ALBANY, Aug. 4. -- The restoration of the north central section of the Capitol is well under way, with prospects of its completion by Fall. The work was begun none too soon, for bad workmanship, together with frost disintegrations, had rendered six of the granite dormer windows and the heavy stone balustrade at the base of the steep roof over the Assembly Chamber unsafe, and the mass was ready to fall apart. These have been reset and made secure.

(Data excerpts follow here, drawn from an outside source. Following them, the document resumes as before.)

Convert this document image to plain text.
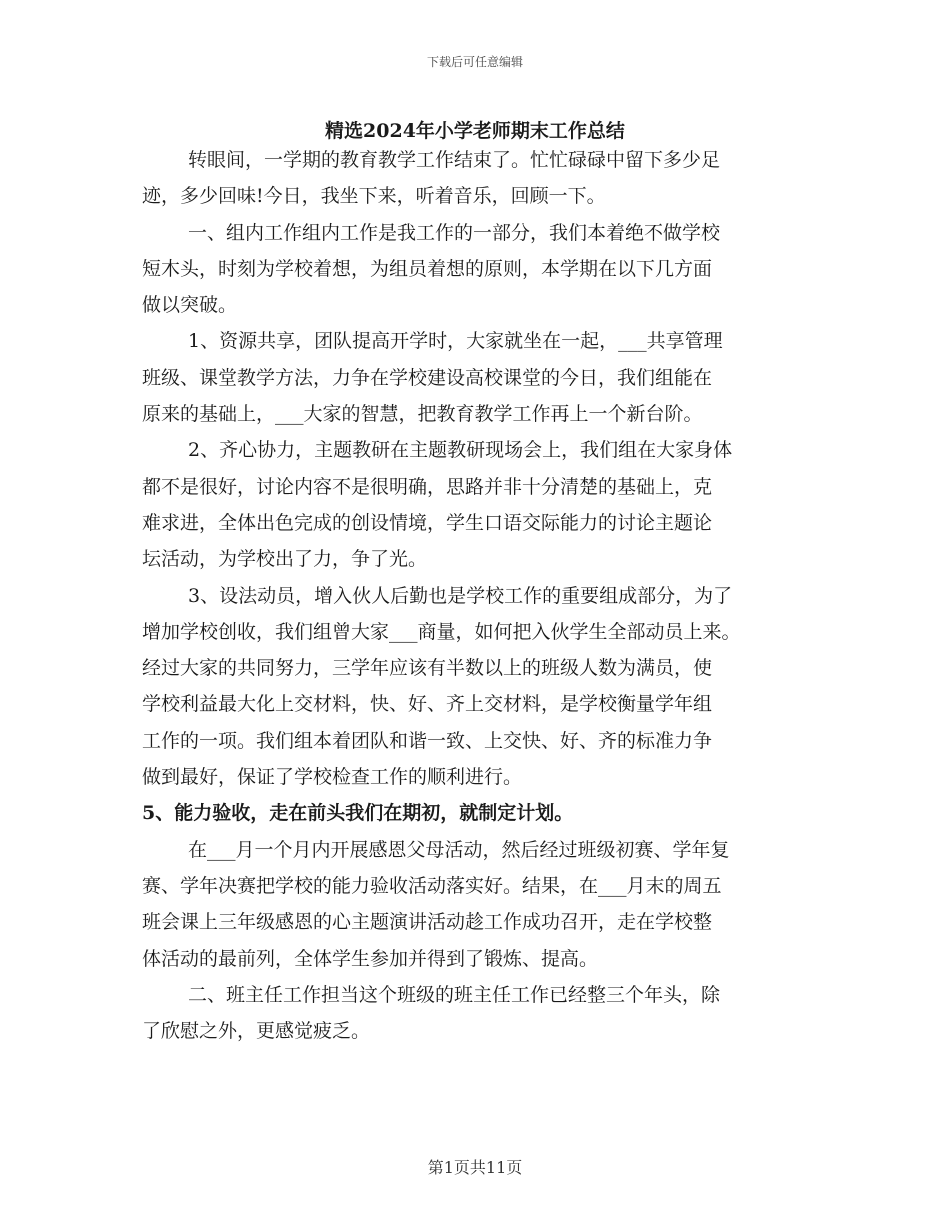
下载后可任意编辑
精选2024年小学老师期末工作总结
转眼间，一学期的教育教学工作结束了。忙忙碌碌中留下多少足
迹，多少回味!今日，我坐下来，听着音乐，回顾一下。
一、组内工作组内工作是我工作的一部分，我们本着绝不做学校
短木头，时刻为学校着想，为组员着想的原则，本学期在以下几方面
做以突破。
1、资源共享，团队提高开学时，大家就坐在一起，___共享管理
班级、课堂教学方法，力争在学校建设高校课堂的今日，我们组能在
原来的基础上，___大家的智慧，把教育教学工作再上一个新台阶。
2、齐心协力，主题教研在主题教研现场会上，我们组在大家身体
都不是很好，讨论内容不是很明确，思路并非十分清楚的基础上，克
难求进，全体出色完成的创设情境，学生口语交际能力的讨论主题论
坛活动，为学校出了力，争了光。
3、设法动员，增入伙人后勤也是学校工作的重要组成部分，为了
增加学校创收，我们组曾大家___商量，如何把入伙学生全部动员上来。
经过大家的共同努力，三学年应该有半数以上的班级人数为满员，使
学校利益最大化上交材料，快、好、齐上交材料，是学校衡量学年组
工作的一项。我们组本着团队和谐一致、上交快、好、齐的标准力争
做到最好，保证了学校检查工作的顺利进行。
5、能力验收，走在前头我们在期初，就制定计划。
在___月一个月内开展感恩父母活动，然后经过班级初赛、学年复
赛、学年决赛把学校的能力验收活动落实好。结果，在___月末的周五
班会课上三年级感恩的心主题演讲活动趁工作成功召开，走在学校整
体活动的最前列，全体学生参加并得到了锻炼、提高。
二、班主任工作担当这个班级的班主任工作已经整三个年头，除
了欣慰之外，更感觉疲乏。
第1页共11页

One of the greatest defects was found in the construction of the gutters. These were carved out of granite and the joints cemented. By degrees the water worked its way through the cementing, and as a result the walls were damp continually and frescos and expensive decorations were ruined. Commissioner Perry had just finished lining all the gutters with copper, and hopes thereby to preserve the walls from further damage. When he constructed the west end the gutters of it were all protected with copper.

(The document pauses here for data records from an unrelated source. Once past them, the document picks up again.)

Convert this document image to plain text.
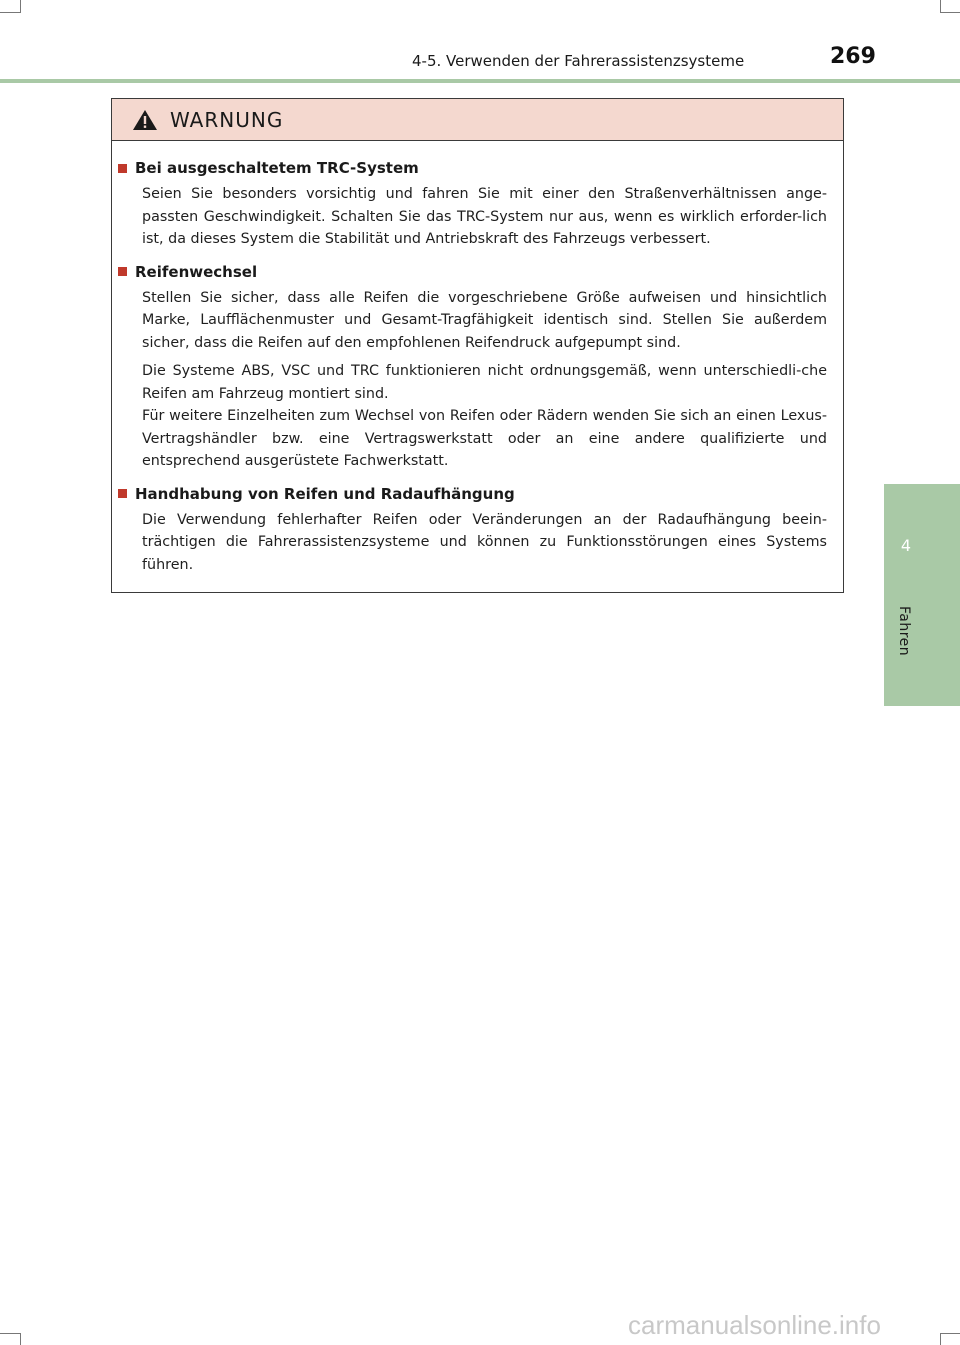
4-5. Verwenden der Fahrerassistenzsysteme	269
4
Fahren
WARNUNG
Bei ausgeschaltetem TRC-System

Seien Sie besonders vorsichtig und fahren Sie mit einer den Straßenverhältnissen ange-passten Geschwindigkeit. Schalten Sie das TRC-System nur aus, wenn es wirklich erforder-lich ist, da dieses System die Stabilität und Antriebskraft des Fahrzeugs verbessert.

Reifenwechsel

Stellen Sie sicher, dass alle Reifen die vorgeschriebene Größe aufweisen und hinsichtlich Marke, Laufflächenmuster und Gesamt-Tragfähigkeit identisch sind. Stellen Sie außerdem sicher, dass die Reifen auf den empfohlenen Reifendruck aufgepumpt sind.

Die Systeme ABS, VSC und TRC funktionieren nicht ordnungsgemäß, wenn unterschiedli-che Reifen am Fahrzeug montiert sind.

Für weitere Einzelheiten zum Wechsel von Reifen oder Rädern wenden Sie sich an einen Lexus-Vertragshändler bzw. eine Vertragswerkstatt oder an eine andere qualifizierte und entsprechend ausgerüstete Fachwerkstatt.

Handhabung von Reifen und Radaufhängung

Die Verwendung fehlerhafter Reifen oder Veränderungen an der Radaufhängung beein-trächtigen die Fahrerassistenzsysteme und können zu Funktionsstörungen eines Systems führen.

carmanualsonline.info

The big chimneypieces in the Senate Chamber contained flues 8 inches square. These have been enlarged during the Summer to openings 18 inches by five feet. These, it is considered, will be sufficient to remove the vitiated air from the chamber and keep it pure. In other parts of the building the smoke flues have been enlarged and ventilating ducts and shafts cut in the solid masonry floors and walls, measuring from 8 to 10 inches to 5 by 6 feet. There was heretofore almost an entire absence of any ventilation.
The golden corridor, whose beauties were extolled during the early life of the Capitol, remains only in memory. Its space, with a little of that which was in the room originally set apart for the Court of Appeals, has been made into six spacious committee rooms. The corridor on the second floor floor north was broken by the old Court of Appeals room. Now it is carried continuously from east to west ends of the building.

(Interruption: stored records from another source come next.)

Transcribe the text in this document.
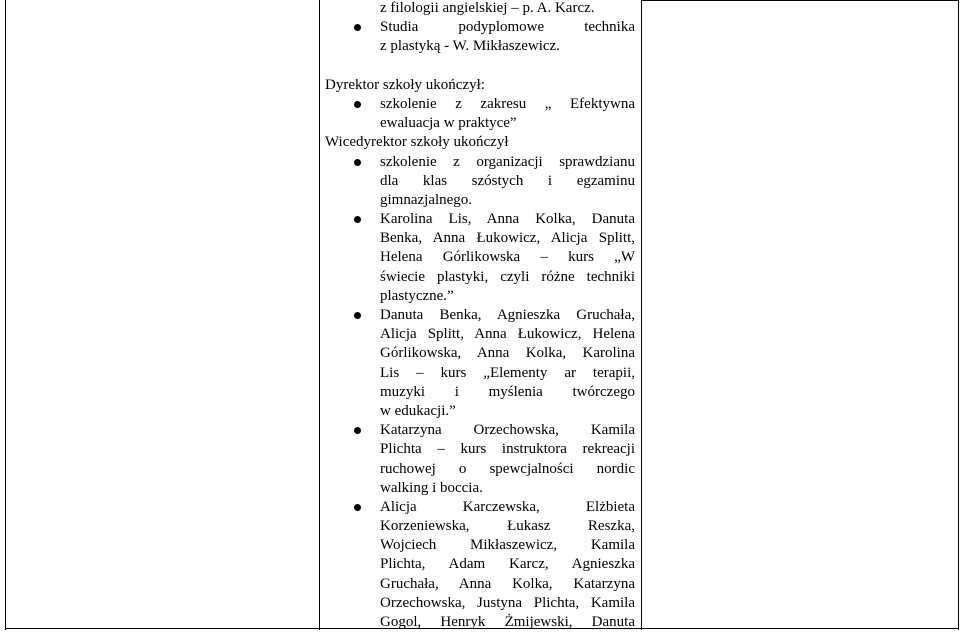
z filologii angielskiej – p. A. Karcz.
Studia podyplomowe technika
z plastyką - W. Mikłaszewicz.
Dyrektor szkoły ukończył:
szkolenie z zakresu „ Efektywna
ewaluacja w praktyce”
Wicedyrektor szkoły ukończył
szkolenie z organizacji sprawdzianu
dla klas szóstych i egzaminu
gimnazjalnego.
Karolina Lis, Anna Kolka, Danuta
Benka, Anna Łukowicz, Alicja Splitt,
Helena Górlikowska – kurs „W
świecie plastyki, czyli różne techniki
plastyczne.”
Danuta Benka, Agnieszka Gruchała,
Alicja Splitt, Anna Łukowicz, Helena
Górlikowska, Anna Kolka, Karolina
Lis – kurs „Elementy ar terapii,
muzyki i myślenia twórczego
w edukacji.”
Katarzyna Orzechowska, Kamila
Plichta – kurs instruktora rekreacji
ruchowej o spewcjalności nordic
walking i boccia.
Alicja Karczewska, Elżbieta
Korzeniewska, Łukasz Reszka,
Wojciech Mikłaszewicz, Kamila
Plichta, Adam Karcz, Agnieszka
Gruchała, Anna Kolka, Katarzyna
Orzechowska, Justyna Plichta, Kamila
Gogol, Henryk Żmijewski, Danuta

In the execution of this work, which necessitated the tearing away of many hundred cubic feet of masonry, two discoveries were made. One was that the wall on the north side of the open court was never "tied." Experts who examined this wall at different times gave decisions that it was forced out by the pressure of the original stone ceiling of the Assembly Chamber. This proved to be not the fact. Now that the fractured work has been removed, it is shown that the wall was crowded out by the great east and west walls of the Assembly Chamber, which stands at right angles. These walls extended from the big arches in the golden corridor up to and on a line with the roof trusses.
It is evident that the weight of these walls was so great as to compress the arches, and thereby force the walls out. Four large wrought-iron tie rods extending through the granite wall of the court and connected with the four great plate girders which carry the Assembly floor, will hereafter hold the wall in position without doubt.